Sonat Yurtçu’nun öykü kitabı “Aramızdaki Fikret”, Everest Yayınları etiketiyle okuyucuyla yeniden buluşuyor. Kitap, tanıtım metninde belirtildiği gibi, okuyucuyu Kadıköy’ün kendine has atmosferine davet ediyor.
“Benim orucum hiç konuşmamak,” dizesiyle başlayan tanıtım, okuyucuyu kitabın içeriğine dair ipuçları sunuyor. “Aramızdaki Fikret”te yer alan öyküler, Kadıköy’ün gri sokaklarında beliren renkli şemsiyeler, unutulmaya yüz tutmuş komşuluk ilişkileri, zayıflamış ama kopmamış dostluklar ve köşe başlarında bekleyen polisler aracılığıyla, dünyanın sadece siyah ve beyazdan ibaret olmadığını vurguluyor. Yurtçu, öykülerinde aşk, kimlik ve politika gibi kavramları alışılagelmişin dışında bir bakış açısıyla ele alıyor.
Kitaptaki karakterler, varlıklarını kanıtlama çabası içindeyken, onlara şarkılar, şiirler ve çeşitli nesneler eşlik ediyor. Yazar, okuyucuya, zorluklara rağmen yaşamanın, acı tatlı da olsa, mutlaka bir lezzeti olduğunu hatırlatıyor.
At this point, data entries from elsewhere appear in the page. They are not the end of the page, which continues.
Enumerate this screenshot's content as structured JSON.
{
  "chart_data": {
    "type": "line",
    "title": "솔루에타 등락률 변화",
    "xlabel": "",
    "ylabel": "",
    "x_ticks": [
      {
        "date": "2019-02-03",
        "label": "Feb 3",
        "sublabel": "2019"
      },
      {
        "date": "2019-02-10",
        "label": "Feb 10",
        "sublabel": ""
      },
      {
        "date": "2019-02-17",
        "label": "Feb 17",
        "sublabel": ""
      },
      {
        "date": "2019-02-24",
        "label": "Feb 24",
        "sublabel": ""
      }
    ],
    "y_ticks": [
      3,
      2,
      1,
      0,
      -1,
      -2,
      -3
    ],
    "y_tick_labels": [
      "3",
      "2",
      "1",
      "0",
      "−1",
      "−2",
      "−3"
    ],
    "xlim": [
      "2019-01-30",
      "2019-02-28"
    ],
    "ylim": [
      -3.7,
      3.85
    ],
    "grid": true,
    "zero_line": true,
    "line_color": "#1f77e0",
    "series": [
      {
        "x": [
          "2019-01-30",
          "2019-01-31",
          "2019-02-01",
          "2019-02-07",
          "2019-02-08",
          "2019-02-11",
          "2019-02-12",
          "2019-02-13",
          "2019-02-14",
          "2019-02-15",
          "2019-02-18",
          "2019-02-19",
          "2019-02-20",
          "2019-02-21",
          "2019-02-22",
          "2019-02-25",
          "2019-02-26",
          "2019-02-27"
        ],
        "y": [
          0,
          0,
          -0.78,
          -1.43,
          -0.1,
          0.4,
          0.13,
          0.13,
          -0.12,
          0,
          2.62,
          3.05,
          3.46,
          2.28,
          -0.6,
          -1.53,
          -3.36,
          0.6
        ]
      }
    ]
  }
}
Kitaptan bir alıntı, çocukluğa duyulan özlemi ve geçmişe dönüşün mümkün olmamasını derin bir hüzünle ifade ediyor: “Odada tişörtlerin arkasına sakladığım kilitli günlüğümü çıkarır, içine kötü el yazımla o gün olanları ve olmasını istediklerimi yazardım. Açık yeşil bir kapaklı defterin içine ne hayaller, ne ömürler sığdırdım. Ben büyüdükçe defterlerim de büyüdü, koyu yeşil defterler seçer oldum. İnsan çocukluğuna bir otobüse binip de dönemiyor. Döndüğünde eskisi gibi bulamayacağı her şey için hıçkıra hıçkıra ağlıyor. Ölen komşuları, evlenip giden dostları, eski evinde oturan yabancıları göreceğini bildiği için o otobüsün, çocukluğuna değil de kötü bir rüyaya gideceğini biliyor. O yüzden vazgeçiyor.” Bu satırlar, geçmişe duyulan özlemin yanı sıra, değişimin kaçınılmazlığı ve kabullenmenin zorluğu üzerine düşündürüyor.